Identity Shouldn’t Be So Hard
My first-born started speaking late. He grew up surrounded by multiple languages, including three different dialects of Armenian, maybe even four. People told me to keep speaking different languages and eventually he would start speaking all at the same time. Once we realized we would stay in Armenia for the long-term, the decision was obvious: focus on his English.
We realized he had heard enough Armenian for it to “be in his ears,” as they say. It was time to help him focus on English so that he could begin talking, especially since we noticed he was struggling to communicate. He picked up English quickly. Also during this time, we enrolled him in mankapartez [kindergarten], where the lessons were primarily in English. So I believed he was on the road to success.
Very few people in Armenia had an opinion, but as visitors came and went, I noticed many Diasporans would ask why I’m not teaching him Armenian.
Take a minute to think about that.
I now live in Armenia, and my son is now two years old. The knee-jerk reaction when any Armenian parent from abroad hears a child speak English is always… if you don’t teach him Armenian now, how will he learn?
I understand it. The fear is in our DNA at this point. We have been fighting assimilation for so long, we don’t know how to stop.
The fear is in our DNA at this point. We have been fighting assimilation for so long, we don’t know how to stop.
Growing up in the suburbs of Washington, D.C., I struggled with my own identity. I understood Armenian on a basic level, but I barely spoke it. It’s not because my parents didn’t teach me. I was enrolled in a local Armenian Sunday school, where I learned some history and how to read and write. I grew up in the Armenian Youth Federation (AYF) and participated in almost every Armenian event that I could find. When I turned 20 years old, I moved to Boston just so I could be closer to the Armenian community that inspired me.
But I still couldn’t do it. I still couldn’t find the Armenian words to express my thoughts, not until I moved to Armenia. Suddenly I was forced to embarrass myself with bad grammar and questions about the meaning of certain words. Lehzoos patsvetsav. I started to open up.
My son had just turned three years old when he began to converse with our nanny in Armenian. His grammar was completely off, but he’s three, he doesn’t care. He’s at that age when it’s ok to say it wrong first to learn how to get it right. Now? He knows two languages pretty well, and even knows which language to use when speaking to different people, including strangers. The other day, he said a word I didn’t understand. When I asked him about the origin of the word, he said, “It’s Russian, Mama.” I still couldn’t figure out what it meant, but he knew.
In his mankapartez, he’s surrounded by dozens of other children who speak a lot of different languages. Many of the kids do not live in Armenia year round, but they come for extended periods. English, Russian, Italian, German, Arabic and Armenian—these are all the languages my son hears on a daily basis. He is exposed to diversity.
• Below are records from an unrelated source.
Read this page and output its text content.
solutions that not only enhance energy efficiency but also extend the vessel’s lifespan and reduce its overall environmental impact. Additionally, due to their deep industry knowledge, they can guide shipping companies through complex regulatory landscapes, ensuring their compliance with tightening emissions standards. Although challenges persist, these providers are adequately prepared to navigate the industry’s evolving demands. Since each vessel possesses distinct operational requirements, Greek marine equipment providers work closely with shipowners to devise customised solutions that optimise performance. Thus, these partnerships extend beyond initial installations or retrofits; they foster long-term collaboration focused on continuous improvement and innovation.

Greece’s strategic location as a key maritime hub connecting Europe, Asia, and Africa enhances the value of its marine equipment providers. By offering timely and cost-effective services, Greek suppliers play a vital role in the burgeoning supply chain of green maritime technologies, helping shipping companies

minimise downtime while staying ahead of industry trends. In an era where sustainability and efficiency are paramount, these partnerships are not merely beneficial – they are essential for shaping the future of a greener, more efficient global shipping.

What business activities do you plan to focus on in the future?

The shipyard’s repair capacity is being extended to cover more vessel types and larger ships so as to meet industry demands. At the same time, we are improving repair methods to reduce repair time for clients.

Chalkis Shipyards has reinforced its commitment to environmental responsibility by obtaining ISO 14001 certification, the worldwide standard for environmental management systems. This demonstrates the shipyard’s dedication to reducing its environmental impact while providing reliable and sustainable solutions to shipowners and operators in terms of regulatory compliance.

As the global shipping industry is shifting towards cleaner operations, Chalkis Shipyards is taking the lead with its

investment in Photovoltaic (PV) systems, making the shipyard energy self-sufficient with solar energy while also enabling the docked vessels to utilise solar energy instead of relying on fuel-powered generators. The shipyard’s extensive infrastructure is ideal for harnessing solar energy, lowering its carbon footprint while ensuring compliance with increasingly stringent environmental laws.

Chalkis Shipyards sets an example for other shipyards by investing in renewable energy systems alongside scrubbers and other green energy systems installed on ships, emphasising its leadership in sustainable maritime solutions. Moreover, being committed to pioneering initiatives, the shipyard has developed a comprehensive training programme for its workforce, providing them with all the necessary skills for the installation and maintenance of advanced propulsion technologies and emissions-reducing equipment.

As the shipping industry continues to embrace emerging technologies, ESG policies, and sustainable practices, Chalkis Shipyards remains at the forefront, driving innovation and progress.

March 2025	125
But at the end of the day, my children are growing up in Armenia. They will regularly attend concerts at Opera. They stare at Mount Ararat from our living room window. They will go to museums and art shows to learn the Armenian culture. They will breathe the air and stomp the grounds.
Better yet, they will be contributing to an evolving culture. For too long, I read books about an Armenian history as if that was all that’s left. When I moved to Armenia, I realized the Armenian culture never ended. It still lives and breathes with every beat of a drum, with every stroke of a brush, with every written word and every breath. The next generation has shown us what is possible. The creativity and humor of the new generation can only lead to the next steps of our nation. We will carry the torch for our ancestors. And I don’t have to “force my kids to speak Armenian” in order to carry that torch. All I have to do is make sure they are fed and healthy, going to school and making friends.
What does this mean for the Diaspora? Well, that’s the beauty of it all. When I grew up, the idea of visiting Armenia was rare. Armenia wasn’t independent and borders were hardly open. Now, Armenians come and go through Yerevan like any other transient city. New generations of Diasporans are learning to speak Armenian the same way I did.
We have a chance to fight assimilation with simple geography. Maybe it’s not a perfect clean dialect of Armenian. That doesn’t exist in our social worlds. But the path for survival is clear, and Armenia holds the key. You don’t have to live here to gain the benefits. You just have to be willing to spend some time here.
This summer, I noticed a number of families spend significant amounts of time in Armenia, traveling and participating in different summer programs. For some, there was a choice that had to be made: Camp Haiastan or Armenia? I hope more people can do both.
My one year old started to speak early. I can thank his nanny for that. She speaks with him constantly. His first words were the usual: Baba, Mama, Nene, Avo (his brother), and then quickly came the other words: avto [car], ator [chair], Arsen (the neighborhood dog), kitig [nose], akanj [ear]. His English will come along soon too; I’m quite sure he’ll follow his older brother everywhere. At least that’s one less thing I need to worry about.